The optoelectronic component 5 is fastened, for example, by means of thermocompression bonding to the carrier plate 1 in such a way that the active window of the component 5 and the deflecting mirror are at a very small distance of only a few micrometers, for example 10 μm, from the waveguide end.

This results in an extremely short signal path with low-loss coupling. The short coupling distance also results in only a small beam expansion of the propagating signal light and therefore allows the use of optoelectronic components 5 with a correspondingly small active window, which allows the transmission of high bit rates.

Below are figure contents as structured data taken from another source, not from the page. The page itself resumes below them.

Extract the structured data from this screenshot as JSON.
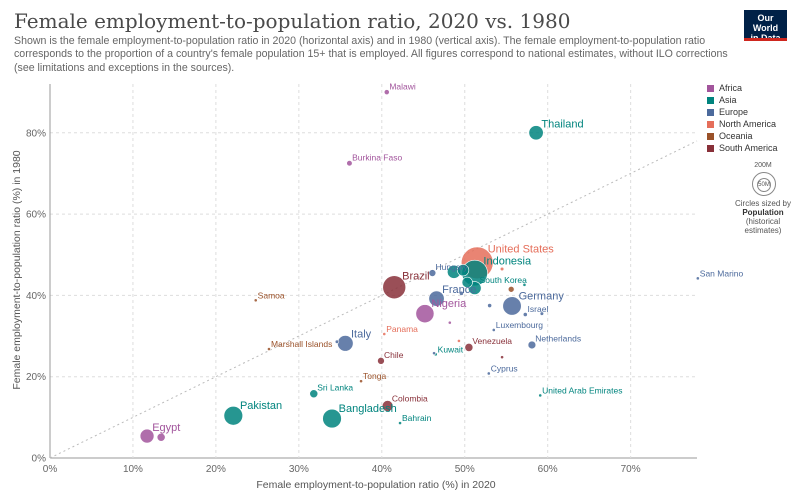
{
  "header": {
    "title": "Female employment-to-population ratio, 2020 vs. 1980",
    "subtitle": "Shown is the female employment-to-population ratio in 2020 (horizontal axis) and in 1980 (vertical axis). The female employment-to-population ratio corresponds to the proportion of a country's female population 15+ that is employed. All figures correspond to national estimates, without ILO corrections (see limitations and exceptions in the sources).",
    "logo_line1": "Our World",
    "logo_line2": "in Data"
  },
  "legend": {
    "items": [
      {
        "label": "Africa",
        "color": "#a2559c"
      },
      {
        "label": "Asia",
        "color": "#00847e"
      },
      {
        "label": "Europe",
        "color": "#4c6a9c"
      },
      {
        "label": "North America",
        "color": "#e56e5a"
      },
      {
        "label": "Oceania",
        "color": "#9a5129"
      },
      {
        "label": "South America",
        "color": "#883039"
      }
    ],
    "size_big": "200M",
    "size_small": "50M",
    "size_caption_1": "Circles sized by",
    "size_caption_2": "Population",
    "size_caption_3": "(historical estimates)"
  },
  "chart_data": {
    "type": "scatter",
    "title": "Female employment-to-population ratio, 2020 vs. 1980",
    "xlabel": "Female employment-to-population ratio (%) in 2020",
    "ylabel": "Female employment-to-population ratio (%) in 1980",
    "xlim": [
      0,
      78
    ],
    "ylim": [
      0,
      92
    ],
    "x_ticks": [
      "0%",
      "10%",
      "20%",
      "30%",
      "40%",
      "50%",
      "60%",
      "70%"
    ],
    "x_tick_values": [
      0,
      10,
      20,
      30,
      40,
      50,
      60,
      70
    ],
    "y_ticks": [
      "0%",
      "20%",
      "40%",
      "60%",
      "80%"
    ],
    "y_tick_values": [
      0,
      20,
      40,
      60,
      80
    ],
    "diagonal": true,
    "points": [
      {
        "label": "Malawi",
        "x": 40.6,
        "y": 90,
        "pop": 6,
        "color": "#a2559c",
        "show_label": true
      },
      {
        "label": "Thailand",
        "x": 58.6,
        "y": 80,
        "pop": 47,
        "color": "#00847e",
        "show_label": true
      },
      {
        "label": "Burkina Faso",
        "x": 36.1,
        "y": 72.5,
        "pop": 7,
        "color": "#a2559c",
        "show_label": true
      },
      {
        "label": "United States",
        "x": 51.5,
        "y": 48,
        "pop": 230,
        "color": "#e56e5a",
        "show_label": true
      },
      {
        "label": "Indonesia",
        "x": 51.2,
        "y": 45.5,
        "pop": 150,
        "color": "#00847e",
        "show_label": true
      },
      {
        "label": "Hungary",
        "x": 46.1,
        "y": 45.5,
        "pop": 11,
        "color": "#4c6a9c",
        "show_label": true
      },
      {
        "label": "South Korea",
        "x": 51.2,
        "y": 41.8,
        "pop": 38,
        "color": "#00847e",
        "show_label": true
      },
      {
        "label": "Brazil",
        "x": 41.5,
        "y": 42,
        "pop": 120,
        "color": "#883039",
        "show_label": true
      },
      {
        "label": "Samoa",
        "x": 24.8,
        "y": 38.8,
        "pop": 0.2,
        "color": "#9a5129",
        "show_label": true
      },
      {
        "label": "France",
        "x": 46.6,
        "y": 39.2,
        "pop": 54,
        "color": "#4c6a9c",
        "show_label": true
      },
      {
        "label": "Germany",
        "x": 55.7,
        "y": 37.4,
        "pop": 78,
        "color": "#4c6a9c",
        "show_label": true
      },
      {
        "label": "Nigeria",
        "x": 45.2,
        "y": 35.5,
        "pop": 75,
        "color": "#a2559c",
        "show_label": true
      },
      {
        "label": "Israel",
        "x": 57.3,
        "y": 35.3,
        "pop": 4,
        "color": "#4c6a9c",
        "show_label": true
      },
      {
        "label": "San Marino",
        "x": 78.1,
        "y": 44.2,
        "pop": 0.02,
        "color": "#4c6a9c",
        "show_label": true
      },
      {
        "label": "Luxembourg",
        "x": 53.5,
        "y": 31.5,
        "pop": 0.4,
        "color": "#4c6a9c",
        "show_label": true
      },
      {
        "label": "Panama",
        "x": 40.3,
        "y": 30.5,
        "pop": 2,
        "color": "#e56e5a",
        "show_label": true
      },
      {
        "label": "Italy",
        "x": 35.6,
        "y": 28.2,
        "pop": 56,
        "color": "#4c6a9c",
        "show_label": true
      },
      {
        "label": "Marshall Islands",
        "x": 26.4,
        "y": 26.8,
        "pop": 0.03,
        "color": "#9a5129",
        "show_label": true
      },
      {
        "label": "Netherlands",
        "x": 58.1,
        "y": 27.8,
        "pop": 14,
        "color": "#4c6a9c",
        "show_label": true
      },
      {
        "label": "Venezuela",
        "x": 50.5,
        "y": 27.2,
        "pop": 15,
        "color": "#883039",
        "show_label": true
      },
      {
        "label": "Kuwait",
        "x": 46.5,
        "y": 25.5,
        "pop": 1.4,
        "color": "#00847e",
        "show_label": true
      },
      {
        "label": "Chile",
        "x": 39.9,
        "y": 23.9,
        "pop": 11,
        "color": "#883039",
        "show_label": true
      },
      {
        "label": "Cyprus",
        "x": 52.9,
        "y": 20.8,
        "pop": 0.6,
        "color": "#4c6a9c",
        "show_label": true
      },
      {
        "label": "Tonga",
        "x": 37.5,
        "y": 18.9,
        "pop": 0.1,
        "color": "#9a5129",
        "show_label": true
      },
      {
        "label": "Sri Lanka",
        "x": 31.8,
        "y": 15.8,
        "pop": 15,
        "color": "#00847e",
        "show_label": true
      },
      {
        "label": "United Arab Emirates",
        "x": 59.1,
        "y": 15.4,
        "pop": 1,
        "color": "#00847e",
        "show_label": true
      },
      {
        "label": "Colombia",
        "x": 40.7,
        "y": 12.8,
        "pop": 27,
        "color": "#883039",
        "show_label": true
      },
      {
        "label": "Pakistan",
        "x": 22.1,
        "y": 10.4,
        "pop": 80,
        "color": "#00847e",
        "show_label": true
      },
      {
        "label": "Bangladesh",
        "x": 34,
        "y": 9.7,
        "pop": 80,
        "color": "#00847e",
        "show_label": true
      },
      {
        "label": "Bahrain",
        "x": 42.2,
        "y": 8.6,
        "pop": 0.4,
        "color": "#00847e",
        "show_label": true
      },
      {
        "label": "Egypt",
        "x": 11.7,
        "y": 5.4,
        "pop": 44,
        "color": "#a2559c",
        "show_label": true
      },
      {
        "label": "",
        "x": 13.4,
        "y": 5.1,
        "pop": 15,
        "color": "#a2559c",
        "show_label": false
      },
      {
        "label": "",
        "x": 48.7,
        "y": 45.8,
        "pop": 40,
        "color": "#00847e",
        "show_label": false
      },
      {
        "label": "",
        "x": 49.8,
        "y": 46.2,
        "pop": 30,
        "color": "#00847e",
        "show_label": false
      },
      {
        "label": "",
        "x": 50.3,
        "y": 43.2,
        "pop": 25,
        "color": "#00847e",
        "show_label": false
      },
      {
        "label": "",
        "x": 54.5,
        "y": 46.5,
        "pop": 3,
        "color": "#e56e5a",
        "show_label": false
      },
      {
        "label": "",
        "x": 57.2,
        "y": 42.6,
        "pop": 2,
        "color": "#00847e",
        "show_label": false
      },
      {
        "label": "",
        "x": 55.6,
        "y": 41.5,
        "pop": 8,
        "color": "#9a5129",
        "show_label": false
      },
      {
        "label": "",
        "x": 53,
        "y": 37.5,
        "pop": 4,
        "color": "#4c6a9c",
        "show_label": false
      },
      {
        "label": "",
        "x": 59.3,
        "y": 35.5,
        "pop": 3,
        "color": "#4c6a9c",
        "show_label": false
      },
      {
        "label": "",
        "x": 54.5,
        "y": 24.8,
        "pop": 2,
        "color": "#883039",
        "show_label": false
      },
      {
        "label": "",
        "x": 48.2,
        "y": 33.3,
        "pop": 0.5,
        "color": "#a2559c",
        "show_label": false
      },
      {
        "label": "",
        "x": 49.3,
        "y": 28.8,
        "pop": 0.5,
        "color": "#e56e5a",
        "show_label": false
      },
      {
        "label": "",
        "x": 49.6,
        "y": 40.5,
        "pop": 4,
        "color": "#4c6a9c",
        "show_label": false
      },
      {
        "label": "",
        "x": 34.6,
        "y": 28.6,
        "pop": 3,
        "color": "#4c6a9c",
        "show_label": false
      },
      {
        "label": "",
        "x": 46.3,
        "y": 25.8,
        "pop": 1,
        "color": "#4c6a9c",
        "show_label": false
      }
    ]
  }
}
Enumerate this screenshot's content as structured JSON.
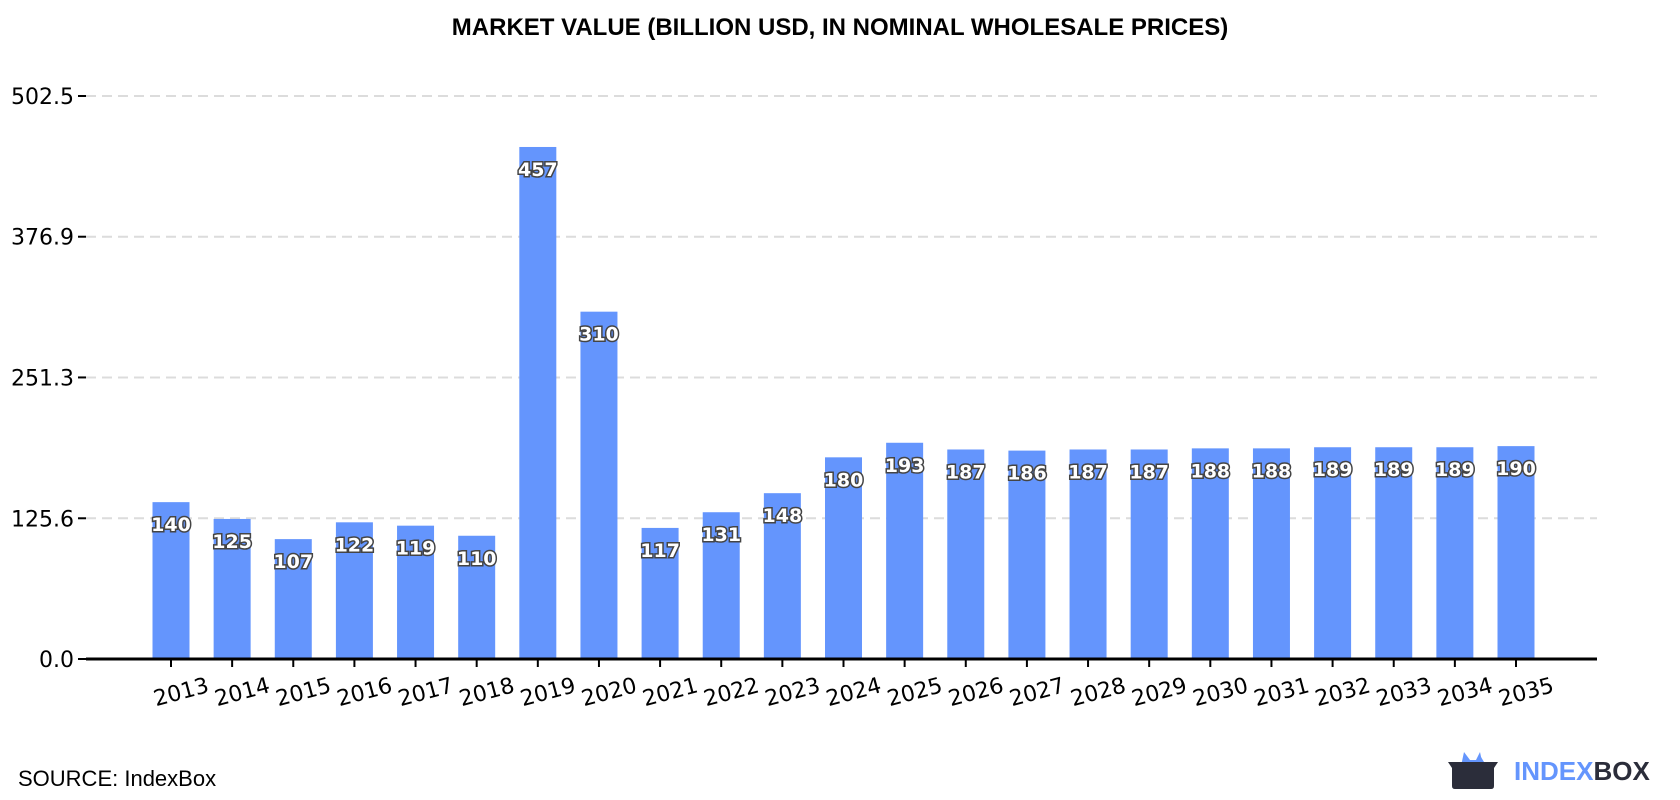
{
  "chart_data": {
    "type": "bar",
    "title": "MARKET VALUE (BILLION USD, IN NOMINAL WHOLESALE PRICES)",
    "xlabel": "",
    "ylabel": "",
    "categories": [
      "2013",
      "2014",
      "2015",
      "2016",
      "2017",
      "2018",
      "2019",
      "2020",
      "2021",
      "2022",
      "2023",
      "2024",
      "2025",
      "2026",
      "2027",
      "2028",
      "2029",
      "2030",
      "2031",
      "2032",
      "2033",
      "2034",
      "2035"
    ],
    "values": [
      140,
      125,
      107,
      122,
      119,
      110,
      457,
      310,
      117,
      131,
      148,
      180,
      193,
      187,
      186,
      187,
      187,
      188,
      188,
      189,
      189,
      189,
      190
    ],
    "yticks": [
      0.0,
      125.6,
      251.3,
      376.9,
      502.5
    ],
    "ytick_labels": [
      "0.0",
      "125.6",
      "251.3",
      "376.9",
      "502.5"
    ],
    "ylim": [
      0,
      502.5
    ],
    "grid": true,
    "bar_color": "#6495fd"
  },
  "source": "SOURCE: IndexBox",
  "logo": {
    "part1": "INDEX",
    "part2": "BOX",
    "color1": "#6495fd",
    "color2": "#2b2d3a"
  }
}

If such a coupling arrangement is used, for example, in the case of an optically integrated circuit (IOC module) designed as a transmit / receive module, this finally allows a minimal structural size with only small dimensions.

Claims (3)

1. Arrangement for coupling signal light between one end of an optical waveguide and an optoelectronic component fixed to a carrier plate, characterized in that the optical waveguide is an optical waveguide ( 2 ) integrated in the carrier plate ( 1 ) and extends to at least one end of the plate , the outer surface ( 3 ) of which, at least in the region of the waveguide end, forms an acute angle together with the surface ( 4 ) of the carrier plate ( 1 ) which has the integrated waveguide ( 2 ), so that the oblique end face of the waveguide end causes total reflection, and that the optoelectronic Component ( 5 ) is fixed on the surface ( 4 ) of the carrier plate ( 1 ) in such a way that the oblique end face of the waveguide ( 2 ), depending on the direction of propagation, sends the signal light either to the optoelectronic component ( 5 ) or from it directly into the optical waveguide ( 2 ) redirects. 2. Arrangement according to claim 1, characterized in that the from the surface ( 4 ) and the inclined outer surface ( 3 ) of the support plate ( 1 ) limited acute angle is 30 ° to 50 °. 3. Arrangement according to claim 2, characterized in that the carrier plate ( 1 ) consists of silicon and the acute angle of the integrated optical waveguide ( 2 ) at the end of the carrier plate ( 1 ) is approximately 41 °.